Проект «Хроно». Право выбора - страница 44



Дубровин глянул в сторону пограничника, тот, узнавший с утра о прибытии к нему взвода бойцов, которых дежурный по части, по телефону докладывавший о гостях, назвал – серьезные парни, кивнул в ответ.

Совещание закончилось минут через десять. Кожевников отдал несколько рутинных поручений коллегам, несмотря на все последние события, жизнь продолжалась, как и ежедневная, невидимая глазу простых граждан СССР работа КГБ.

Когда все расходились, Дубровин попросил пограничника остаться. Они еще минут пятнадцать обсуждали передачу отряду, прибывшему к Мельгузову, транспорта и другого имущества. А когда тот уже собрался выходить из кабинета, генерал, пожимая полковнику руку сказал:

– Знаешь, Борис, после твоего вчерашнего рассказа о воскресшем негре, меня ночью кошмары донимали! Вот ведь…

Пограничник стушевался, и даже покраснев немного спросил:

– Не поверил ты мне, Николай Иванович?

– Несколько дней назад, пожалуй, не поверил бы, а сейчас, пожалуй, верю! – ответил Кожевников.

Когда дверь в приемную захлопнулась, Николай Иванович, вдруг почувствовал в кабинете себя совсем чужим, а обернувшись, наткнулся на пристальный взгляд старика, откинувшегося на кресле и положившего подбородок на поставленную на стол локтем, кисть руки.

– Ишь ты… Бедненький! Сны мучают от страшилок… а ты представь только, как мне спалось после того, что повидать пришлось? – негромко сказал он.

– А что такое? Неужто и ты такое видел? – не удержался от вопроса генерал.

– Ты и взаправду знать хочешь? Нужно оно тебе? – вкрадчиво спросил Дубровин.

Кожевников, у которого вмиг пересохло горло, только кивнул.

– Ну… садись… минут пятнадцать у нас есть, расскажу тебе историю одну, но ты уж не обессудь, если опять сны дурные замучат…

Он, покряхтывая, потянул спину уперев руками в бока и уже по-хозяйски сняв трубку телефона, проговорил:

– Леночка, пожалуйста, принеси нам с генералом чайку, да покрепче!

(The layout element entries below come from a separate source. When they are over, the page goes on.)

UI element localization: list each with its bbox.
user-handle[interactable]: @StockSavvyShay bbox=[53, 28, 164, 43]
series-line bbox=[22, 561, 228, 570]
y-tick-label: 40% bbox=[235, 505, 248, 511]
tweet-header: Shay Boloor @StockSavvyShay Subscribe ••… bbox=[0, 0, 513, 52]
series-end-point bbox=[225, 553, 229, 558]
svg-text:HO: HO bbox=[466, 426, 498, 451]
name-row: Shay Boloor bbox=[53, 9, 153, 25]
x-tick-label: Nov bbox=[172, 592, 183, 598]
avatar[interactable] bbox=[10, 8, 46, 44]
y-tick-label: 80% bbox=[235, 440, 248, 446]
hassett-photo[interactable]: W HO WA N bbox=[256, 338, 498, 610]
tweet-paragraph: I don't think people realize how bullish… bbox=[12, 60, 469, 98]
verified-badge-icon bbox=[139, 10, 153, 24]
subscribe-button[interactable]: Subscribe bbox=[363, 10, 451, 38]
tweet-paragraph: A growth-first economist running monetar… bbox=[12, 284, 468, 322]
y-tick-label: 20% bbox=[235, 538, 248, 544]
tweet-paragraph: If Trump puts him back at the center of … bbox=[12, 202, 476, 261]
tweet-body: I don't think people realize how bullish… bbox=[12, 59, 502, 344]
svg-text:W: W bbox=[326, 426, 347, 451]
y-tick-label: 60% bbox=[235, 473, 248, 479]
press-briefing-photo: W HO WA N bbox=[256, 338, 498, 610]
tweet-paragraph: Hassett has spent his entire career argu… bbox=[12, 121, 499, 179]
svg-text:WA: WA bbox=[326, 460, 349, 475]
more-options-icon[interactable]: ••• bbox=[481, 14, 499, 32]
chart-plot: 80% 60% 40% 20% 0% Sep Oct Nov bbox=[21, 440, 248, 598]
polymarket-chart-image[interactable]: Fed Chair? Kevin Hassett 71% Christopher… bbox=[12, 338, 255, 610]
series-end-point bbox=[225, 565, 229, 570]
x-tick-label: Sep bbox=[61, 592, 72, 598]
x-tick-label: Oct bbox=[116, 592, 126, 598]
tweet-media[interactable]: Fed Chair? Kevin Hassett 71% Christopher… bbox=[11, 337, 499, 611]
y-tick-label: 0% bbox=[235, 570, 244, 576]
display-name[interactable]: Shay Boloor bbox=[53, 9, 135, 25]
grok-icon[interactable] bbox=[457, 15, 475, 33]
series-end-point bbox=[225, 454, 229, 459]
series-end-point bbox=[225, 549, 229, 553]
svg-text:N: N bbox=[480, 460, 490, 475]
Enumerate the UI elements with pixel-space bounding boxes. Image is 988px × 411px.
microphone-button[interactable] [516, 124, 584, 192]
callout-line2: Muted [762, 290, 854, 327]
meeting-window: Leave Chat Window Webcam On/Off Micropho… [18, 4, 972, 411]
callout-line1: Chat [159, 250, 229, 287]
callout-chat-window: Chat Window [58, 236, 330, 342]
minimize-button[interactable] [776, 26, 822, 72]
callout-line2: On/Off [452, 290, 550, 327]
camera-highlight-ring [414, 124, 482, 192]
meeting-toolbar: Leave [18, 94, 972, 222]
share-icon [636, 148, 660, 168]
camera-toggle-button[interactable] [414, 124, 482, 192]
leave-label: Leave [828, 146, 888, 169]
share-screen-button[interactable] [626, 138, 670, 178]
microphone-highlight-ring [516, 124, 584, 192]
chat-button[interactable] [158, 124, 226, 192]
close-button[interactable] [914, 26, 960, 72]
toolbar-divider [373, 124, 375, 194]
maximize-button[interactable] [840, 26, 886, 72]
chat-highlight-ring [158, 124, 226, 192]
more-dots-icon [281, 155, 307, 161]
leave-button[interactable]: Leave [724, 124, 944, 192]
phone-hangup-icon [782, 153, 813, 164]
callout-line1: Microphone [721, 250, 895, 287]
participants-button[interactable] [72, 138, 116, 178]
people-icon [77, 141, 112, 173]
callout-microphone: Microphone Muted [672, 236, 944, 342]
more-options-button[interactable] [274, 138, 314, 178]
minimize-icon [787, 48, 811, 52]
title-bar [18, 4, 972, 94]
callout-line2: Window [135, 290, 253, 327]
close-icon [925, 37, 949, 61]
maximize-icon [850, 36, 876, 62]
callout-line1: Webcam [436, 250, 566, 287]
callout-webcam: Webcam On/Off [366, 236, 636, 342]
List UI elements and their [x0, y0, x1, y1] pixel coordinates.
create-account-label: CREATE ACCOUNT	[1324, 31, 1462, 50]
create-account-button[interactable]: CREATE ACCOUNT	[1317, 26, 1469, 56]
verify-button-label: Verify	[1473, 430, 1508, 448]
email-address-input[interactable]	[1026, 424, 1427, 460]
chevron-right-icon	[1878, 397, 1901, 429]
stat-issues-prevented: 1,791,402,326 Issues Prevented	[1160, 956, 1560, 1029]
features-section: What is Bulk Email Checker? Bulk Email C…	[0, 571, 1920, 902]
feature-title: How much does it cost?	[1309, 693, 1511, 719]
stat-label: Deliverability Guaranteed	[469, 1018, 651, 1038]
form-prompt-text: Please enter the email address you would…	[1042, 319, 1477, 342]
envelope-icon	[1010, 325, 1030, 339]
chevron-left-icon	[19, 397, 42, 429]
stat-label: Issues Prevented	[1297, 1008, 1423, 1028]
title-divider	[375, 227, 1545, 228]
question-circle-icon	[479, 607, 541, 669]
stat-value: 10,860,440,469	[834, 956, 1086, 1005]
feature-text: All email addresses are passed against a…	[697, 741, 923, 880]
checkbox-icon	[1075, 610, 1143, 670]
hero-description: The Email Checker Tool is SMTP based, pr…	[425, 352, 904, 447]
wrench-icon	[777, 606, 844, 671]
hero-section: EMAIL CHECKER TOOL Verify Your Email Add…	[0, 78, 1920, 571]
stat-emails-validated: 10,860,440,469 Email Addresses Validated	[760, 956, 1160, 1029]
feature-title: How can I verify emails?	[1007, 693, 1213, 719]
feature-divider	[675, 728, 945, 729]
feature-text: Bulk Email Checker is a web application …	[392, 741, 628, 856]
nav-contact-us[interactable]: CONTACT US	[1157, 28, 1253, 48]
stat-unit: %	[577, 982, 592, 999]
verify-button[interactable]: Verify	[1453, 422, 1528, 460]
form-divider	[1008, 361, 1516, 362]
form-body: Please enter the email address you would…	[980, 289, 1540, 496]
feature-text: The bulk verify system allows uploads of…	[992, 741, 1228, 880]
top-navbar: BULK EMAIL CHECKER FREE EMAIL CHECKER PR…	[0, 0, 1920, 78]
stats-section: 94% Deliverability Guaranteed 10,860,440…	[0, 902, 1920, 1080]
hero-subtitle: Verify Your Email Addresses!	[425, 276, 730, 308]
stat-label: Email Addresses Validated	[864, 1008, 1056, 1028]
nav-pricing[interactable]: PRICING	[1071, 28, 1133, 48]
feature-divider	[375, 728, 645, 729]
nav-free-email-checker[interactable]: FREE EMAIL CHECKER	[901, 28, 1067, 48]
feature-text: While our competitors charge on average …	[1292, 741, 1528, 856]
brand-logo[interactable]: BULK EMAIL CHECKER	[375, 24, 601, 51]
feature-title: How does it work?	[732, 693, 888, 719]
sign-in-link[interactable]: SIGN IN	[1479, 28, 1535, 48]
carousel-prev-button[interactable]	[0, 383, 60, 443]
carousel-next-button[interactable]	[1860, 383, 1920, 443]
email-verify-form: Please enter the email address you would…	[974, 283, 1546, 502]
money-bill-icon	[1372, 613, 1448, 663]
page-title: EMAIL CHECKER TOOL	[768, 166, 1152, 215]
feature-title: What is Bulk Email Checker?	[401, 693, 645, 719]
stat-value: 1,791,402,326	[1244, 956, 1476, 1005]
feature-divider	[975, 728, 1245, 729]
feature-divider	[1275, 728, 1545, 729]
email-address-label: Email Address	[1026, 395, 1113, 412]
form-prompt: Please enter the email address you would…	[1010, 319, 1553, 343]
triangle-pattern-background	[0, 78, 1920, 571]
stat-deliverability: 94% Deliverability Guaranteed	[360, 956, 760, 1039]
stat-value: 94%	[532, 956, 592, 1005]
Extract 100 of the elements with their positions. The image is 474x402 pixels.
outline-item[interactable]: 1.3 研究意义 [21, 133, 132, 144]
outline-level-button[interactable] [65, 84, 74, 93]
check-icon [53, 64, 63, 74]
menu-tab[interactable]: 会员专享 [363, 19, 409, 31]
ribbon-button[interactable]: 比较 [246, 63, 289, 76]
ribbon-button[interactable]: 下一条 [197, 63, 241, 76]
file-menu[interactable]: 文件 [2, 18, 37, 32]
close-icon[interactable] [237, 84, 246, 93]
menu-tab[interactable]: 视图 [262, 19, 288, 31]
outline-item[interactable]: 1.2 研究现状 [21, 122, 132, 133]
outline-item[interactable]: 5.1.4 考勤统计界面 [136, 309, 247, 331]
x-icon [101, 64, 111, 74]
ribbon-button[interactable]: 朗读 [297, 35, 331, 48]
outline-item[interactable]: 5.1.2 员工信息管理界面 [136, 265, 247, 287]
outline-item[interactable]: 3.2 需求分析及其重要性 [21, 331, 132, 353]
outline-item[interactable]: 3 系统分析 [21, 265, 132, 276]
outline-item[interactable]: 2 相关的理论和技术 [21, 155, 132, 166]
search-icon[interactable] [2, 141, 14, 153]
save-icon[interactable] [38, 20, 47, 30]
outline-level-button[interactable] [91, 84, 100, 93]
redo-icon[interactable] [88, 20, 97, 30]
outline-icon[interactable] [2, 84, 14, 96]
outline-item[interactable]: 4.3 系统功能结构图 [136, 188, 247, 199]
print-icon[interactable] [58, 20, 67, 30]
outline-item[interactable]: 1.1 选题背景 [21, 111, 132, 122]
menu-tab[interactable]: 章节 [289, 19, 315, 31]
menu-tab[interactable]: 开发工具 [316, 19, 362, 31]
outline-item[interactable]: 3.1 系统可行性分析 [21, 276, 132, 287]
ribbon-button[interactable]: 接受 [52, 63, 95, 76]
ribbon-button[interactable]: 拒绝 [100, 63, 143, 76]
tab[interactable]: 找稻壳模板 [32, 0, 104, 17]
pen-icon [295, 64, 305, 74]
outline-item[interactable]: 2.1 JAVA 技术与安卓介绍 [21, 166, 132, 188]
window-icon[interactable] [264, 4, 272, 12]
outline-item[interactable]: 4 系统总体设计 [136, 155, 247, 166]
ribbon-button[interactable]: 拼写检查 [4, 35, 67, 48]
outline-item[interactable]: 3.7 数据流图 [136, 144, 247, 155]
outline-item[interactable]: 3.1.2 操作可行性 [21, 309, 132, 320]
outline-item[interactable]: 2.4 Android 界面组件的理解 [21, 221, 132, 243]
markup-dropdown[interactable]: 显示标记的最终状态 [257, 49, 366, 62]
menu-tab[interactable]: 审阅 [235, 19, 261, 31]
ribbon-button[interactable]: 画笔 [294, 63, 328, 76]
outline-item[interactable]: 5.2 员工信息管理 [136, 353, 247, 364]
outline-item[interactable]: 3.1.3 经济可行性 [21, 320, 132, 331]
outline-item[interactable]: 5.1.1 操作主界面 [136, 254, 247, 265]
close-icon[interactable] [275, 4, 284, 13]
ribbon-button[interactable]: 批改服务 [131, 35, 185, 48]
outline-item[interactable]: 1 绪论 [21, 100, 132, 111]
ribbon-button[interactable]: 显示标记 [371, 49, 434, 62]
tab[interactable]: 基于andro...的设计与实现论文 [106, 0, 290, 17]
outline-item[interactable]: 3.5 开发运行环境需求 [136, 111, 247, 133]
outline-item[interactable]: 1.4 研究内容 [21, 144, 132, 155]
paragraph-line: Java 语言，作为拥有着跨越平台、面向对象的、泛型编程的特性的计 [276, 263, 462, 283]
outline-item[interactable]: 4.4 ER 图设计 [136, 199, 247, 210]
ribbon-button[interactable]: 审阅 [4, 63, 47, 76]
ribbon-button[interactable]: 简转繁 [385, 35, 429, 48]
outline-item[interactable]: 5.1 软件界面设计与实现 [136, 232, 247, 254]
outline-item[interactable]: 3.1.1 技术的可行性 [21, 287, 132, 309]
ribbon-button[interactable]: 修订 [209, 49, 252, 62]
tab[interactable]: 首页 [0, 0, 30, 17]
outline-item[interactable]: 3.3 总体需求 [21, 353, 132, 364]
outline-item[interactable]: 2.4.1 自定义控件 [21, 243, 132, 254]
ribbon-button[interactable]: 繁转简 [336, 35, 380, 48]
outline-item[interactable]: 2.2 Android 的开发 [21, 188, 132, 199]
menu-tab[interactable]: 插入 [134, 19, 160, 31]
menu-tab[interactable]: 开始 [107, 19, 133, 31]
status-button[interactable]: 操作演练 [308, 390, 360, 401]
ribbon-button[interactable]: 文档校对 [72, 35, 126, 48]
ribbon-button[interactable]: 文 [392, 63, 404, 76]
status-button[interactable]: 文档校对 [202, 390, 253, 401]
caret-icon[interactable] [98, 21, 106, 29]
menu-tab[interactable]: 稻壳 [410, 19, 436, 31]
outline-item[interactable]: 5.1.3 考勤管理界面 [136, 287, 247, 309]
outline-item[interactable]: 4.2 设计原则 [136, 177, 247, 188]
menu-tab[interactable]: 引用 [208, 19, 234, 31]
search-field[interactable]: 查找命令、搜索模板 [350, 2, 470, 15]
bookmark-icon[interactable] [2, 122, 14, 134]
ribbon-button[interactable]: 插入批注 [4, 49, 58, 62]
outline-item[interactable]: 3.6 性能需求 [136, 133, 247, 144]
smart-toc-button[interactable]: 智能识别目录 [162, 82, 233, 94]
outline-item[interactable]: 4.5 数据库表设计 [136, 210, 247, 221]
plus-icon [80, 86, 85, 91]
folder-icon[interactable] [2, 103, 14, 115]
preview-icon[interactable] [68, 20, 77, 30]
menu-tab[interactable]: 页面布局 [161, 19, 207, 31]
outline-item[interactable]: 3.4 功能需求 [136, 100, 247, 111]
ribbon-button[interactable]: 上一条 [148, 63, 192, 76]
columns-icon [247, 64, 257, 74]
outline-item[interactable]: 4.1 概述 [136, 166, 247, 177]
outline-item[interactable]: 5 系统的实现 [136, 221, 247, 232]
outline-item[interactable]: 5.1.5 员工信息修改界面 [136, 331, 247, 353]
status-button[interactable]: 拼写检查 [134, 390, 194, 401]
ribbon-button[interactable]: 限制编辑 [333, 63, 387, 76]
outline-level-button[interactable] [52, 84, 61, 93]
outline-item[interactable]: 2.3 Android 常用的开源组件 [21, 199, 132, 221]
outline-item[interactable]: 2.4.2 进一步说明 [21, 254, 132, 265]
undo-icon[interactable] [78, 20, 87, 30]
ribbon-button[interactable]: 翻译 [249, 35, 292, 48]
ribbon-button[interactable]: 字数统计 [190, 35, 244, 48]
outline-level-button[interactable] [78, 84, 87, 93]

– В тридцать четвертом году, я участвовал в экспедиции на восточное побережье Чукотки и остров Врангеля. Жуткая и холодная дыра, скажу я тебе. Барченко интересовали инуиты, их еще эскимосами называют. Сущие дикари, их в ту пору и оставалось то меньше полутора тысяч. А предметом изучения были шаманские практики. Он давно пытался с кем-то из шаманов свести дело, да эти бестии к себе сторонних людей не особо и пускали. Но жадность человеческая и тут дорогу проложила. Нашли мы шамана. Звали его Кэргын, по-эскимосски это перевести можно как – светлое пятно. Но не иначе, те, кто имя ему дали, издевались. Светлого в том вонючем старикашке не было ни грамма. Одна злость, жадность и лютая ненависть к своим же соплеменникам, которые чем-то ему досадили в прошлом, а он обид не забывал. Он и жил-то один, с тремя женами, от племени отдельно. Остальные инуиты платили ему полной взаимностью, но боялись, как огня, боялись и ненавидели.

Барченко изучал практику создания инуитскими шаманами тупилака – это эскимосский аналог того, что сейчас называют зомби. Только гораздо экзотичнее и, на взгляд любого нормального человека, извращеннее. Если, конечно, этому, вообще есть иное понятие. Когда нам в экспедиции Александр Васильевич рассказывал об этом явлении, мы этой мерзости не верили, матерились, плевались, так с души воротило. Особенно завхоз нашей экспедиции, Клим. Вы, говорит, товарищ Барченко, на всякие глупости деньги Советского государства тратите, не может быть такого и все! Но сами эскимосы в тупилака этого верили свято, рассказывали нам, показывали резанные из моржовой кости статуэтки. Статуэтки те, мерзость настоящая, всякие и одна страшней другой, и чем страшней, тем говорили достоверней. Но каких-либо материальных останков мы никогда не находили, поэтому и веры особой таким рассказам не было. Не знаю, кстати, откуда сам Барченко об этих тупилаках узнал, но верил в их реальность крепко, а я уже в ту пору знал, что раз он говорит, то не пустое это дело.